Once providers identify KPIs, the next step is to create a baseline for each KPI that is relevant to track. CMS encourages healthcare staff to establish a baseline from before October 1, 2015, when ICD-10 was officially implemented.

Providers may have baselines from before ICD-10 from their clearinghouse or they can be created from internal health IT systems, such as the electronic health record.

Clearinghouses, third-party billers, and system vendors are important outside sources with information for establishing baselines.

Healthcare providers can evaluate their ICD-10 progress by comparing pre- and post- October 1, 2015 baselines.  CMS encourages providers to compare pre- and post- baselines by month because of seasonal changes in statistics, such as flu season, which may skew results.

These points on comparison help healthcare providers to address specific challenges they have with ICD-10.

To address the results, CMS suggests developing methods for gathering feedback, checking clinical documentation and code selection, verifying all systems are updates, and working with payers to solve billing issues.

Finally, once providers identify and rectify all issues, they can maintain their progress with ICD-10.  To accomplish this, CMS states that all coding tool and systems need to be updated on October 1 of every year and all ICD-10 General Coding Guidelines need to be checked regularly.

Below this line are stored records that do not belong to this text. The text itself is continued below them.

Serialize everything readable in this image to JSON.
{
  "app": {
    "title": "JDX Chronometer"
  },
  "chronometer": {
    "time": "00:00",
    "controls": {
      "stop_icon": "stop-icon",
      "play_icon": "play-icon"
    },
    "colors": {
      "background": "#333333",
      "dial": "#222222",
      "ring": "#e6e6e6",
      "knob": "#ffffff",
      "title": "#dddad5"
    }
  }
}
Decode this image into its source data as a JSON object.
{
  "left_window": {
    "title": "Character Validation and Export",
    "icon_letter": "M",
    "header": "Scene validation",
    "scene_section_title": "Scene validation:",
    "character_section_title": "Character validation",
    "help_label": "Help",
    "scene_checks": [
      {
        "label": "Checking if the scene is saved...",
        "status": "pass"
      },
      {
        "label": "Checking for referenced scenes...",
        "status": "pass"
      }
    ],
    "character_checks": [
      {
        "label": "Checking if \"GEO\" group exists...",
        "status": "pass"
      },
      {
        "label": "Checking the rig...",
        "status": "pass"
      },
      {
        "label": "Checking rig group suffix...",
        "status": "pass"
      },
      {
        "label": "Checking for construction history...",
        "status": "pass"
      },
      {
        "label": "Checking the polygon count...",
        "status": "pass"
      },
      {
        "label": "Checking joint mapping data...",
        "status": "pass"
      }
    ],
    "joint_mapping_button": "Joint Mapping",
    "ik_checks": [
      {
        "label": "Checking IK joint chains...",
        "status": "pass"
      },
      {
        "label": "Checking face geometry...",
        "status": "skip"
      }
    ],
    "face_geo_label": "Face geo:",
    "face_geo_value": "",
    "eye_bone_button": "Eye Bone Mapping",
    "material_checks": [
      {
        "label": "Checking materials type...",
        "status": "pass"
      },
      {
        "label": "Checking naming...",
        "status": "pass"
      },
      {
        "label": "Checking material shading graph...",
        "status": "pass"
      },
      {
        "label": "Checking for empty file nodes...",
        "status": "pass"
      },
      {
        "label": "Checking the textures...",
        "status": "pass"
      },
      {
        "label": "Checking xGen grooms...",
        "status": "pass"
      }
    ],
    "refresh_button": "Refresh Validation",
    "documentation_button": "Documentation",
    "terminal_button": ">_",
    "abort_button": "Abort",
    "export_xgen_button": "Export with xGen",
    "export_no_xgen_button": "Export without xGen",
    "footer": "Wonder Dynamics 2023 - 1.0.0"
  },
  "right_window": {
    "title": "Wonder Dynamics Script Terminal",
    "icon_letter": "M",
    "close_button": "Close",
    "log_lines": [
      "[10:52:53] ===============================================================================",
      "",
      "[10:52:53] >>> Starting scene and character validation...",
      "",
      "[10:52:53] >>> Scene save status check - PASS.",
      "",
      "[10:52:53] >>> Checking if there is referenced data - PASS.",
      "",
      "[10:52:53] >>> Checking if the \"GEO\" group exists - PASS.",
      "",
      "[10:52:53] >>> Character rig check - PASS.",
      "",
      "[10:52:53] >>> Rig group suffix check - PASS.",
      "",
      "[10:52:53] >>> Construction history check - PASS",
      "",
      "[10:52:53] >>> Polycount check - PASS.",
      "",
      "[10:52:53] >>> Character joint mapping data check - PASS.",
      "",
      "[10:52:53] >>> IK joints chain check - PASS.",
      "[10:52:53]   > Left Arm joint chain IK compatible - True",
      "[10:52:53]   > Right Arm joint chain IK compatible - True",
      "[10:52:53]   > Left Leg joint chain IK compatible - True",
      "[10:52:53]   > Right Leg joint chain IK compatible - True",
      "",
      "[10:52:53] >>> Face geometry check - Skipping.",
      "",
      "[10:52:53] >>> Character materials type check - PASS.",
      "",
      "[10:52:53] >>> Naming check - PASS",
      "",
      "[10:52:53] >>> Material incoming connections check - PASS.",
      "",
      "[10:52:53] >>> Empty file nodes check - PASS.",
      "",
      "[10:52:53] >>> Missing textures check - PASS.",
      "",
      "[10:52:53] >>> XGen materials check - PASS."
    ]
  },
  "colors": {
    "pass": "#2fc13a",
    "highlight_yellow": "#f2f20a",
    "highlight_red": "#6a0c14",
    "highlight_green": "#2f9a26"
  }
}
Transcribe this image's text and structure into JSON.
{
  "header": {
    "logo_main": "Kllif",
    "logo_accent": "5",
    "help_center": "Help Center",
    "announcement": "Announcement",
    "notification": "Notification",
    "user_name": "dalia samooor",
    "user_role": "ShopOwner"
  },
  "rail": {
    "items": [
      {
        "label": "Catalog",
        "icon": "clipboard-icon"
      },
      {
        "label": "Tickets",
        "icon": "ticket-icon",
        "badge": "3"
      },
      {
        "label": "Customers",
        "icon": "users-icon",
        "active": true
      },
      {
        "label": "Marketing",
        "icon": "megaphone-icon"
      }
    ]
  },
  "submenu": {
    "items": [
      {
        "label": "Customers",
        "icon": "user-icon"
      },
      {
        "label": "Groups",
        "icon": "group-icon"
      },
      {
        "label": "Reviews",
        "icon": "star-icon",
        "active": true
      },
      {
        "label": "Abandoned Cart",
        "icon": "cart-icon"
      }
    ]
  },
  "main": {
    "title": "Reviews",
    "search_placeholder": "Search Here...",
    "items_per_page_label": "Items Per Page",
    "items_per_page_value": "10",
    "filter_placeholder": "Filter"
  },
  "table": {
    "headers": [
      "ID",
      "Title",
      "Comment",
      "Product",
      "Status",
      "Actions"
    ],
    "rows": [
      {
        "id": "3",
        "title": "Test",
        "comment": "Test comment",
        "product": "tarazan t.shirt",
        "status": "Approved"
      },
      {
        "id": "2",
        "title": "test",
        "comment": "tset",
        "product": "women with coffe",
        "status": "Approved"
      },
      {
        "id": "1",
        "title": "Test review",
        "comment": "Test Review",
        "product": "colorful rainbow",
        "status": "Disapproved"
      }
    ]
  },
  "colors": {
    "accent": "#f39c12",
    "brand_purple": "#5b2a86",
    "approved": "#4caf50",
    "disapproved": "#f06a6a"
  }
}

The ICD-10 Coordination and Maintenance Committee also provides a public forum to discuss changes with clinical issues and procedure or technology. Provider who participate can propose changes to the system and recommend solutions. All final decisions and forum registration is available on the CMS webpage.

The CMS fact sheet addresses overarching concerns about ICD-10 and EHR implementation. Ken Bradberry, Chief Technology Officer for Xerox Commercial Healthcare, even compared the ICD-10 implementation date to Y2K, in an interview with in November 2015.

One major concern with the transition is claim acceptance and rejections rates and reimbursement. reported that an ICD-10 survey from Porter Research and Navicure from February 2016 showed of all the healthcare organizations surveyed, sixty percent saw no impact on their monthly revenue after October 1, 2015.

CMS hopes to assist the healthcare industry in identifying and addresses challenges to a new system early. ICD-10 aims to improve how the physicians notate diseases on health records, track medical trends through the electronic health record, and help payers with medical reimbursements.

To address concerns with reimbursement, healthcare organizations may need to provide more staff education and training on coding procedures and upgrade all health IT systems regularly.

The update on ICD-10 progress from CMS reminds the industry that in a state of transition, there are going to be challenges and reluctance to change, but there are methodical strategies for identifying and resolving specific issues.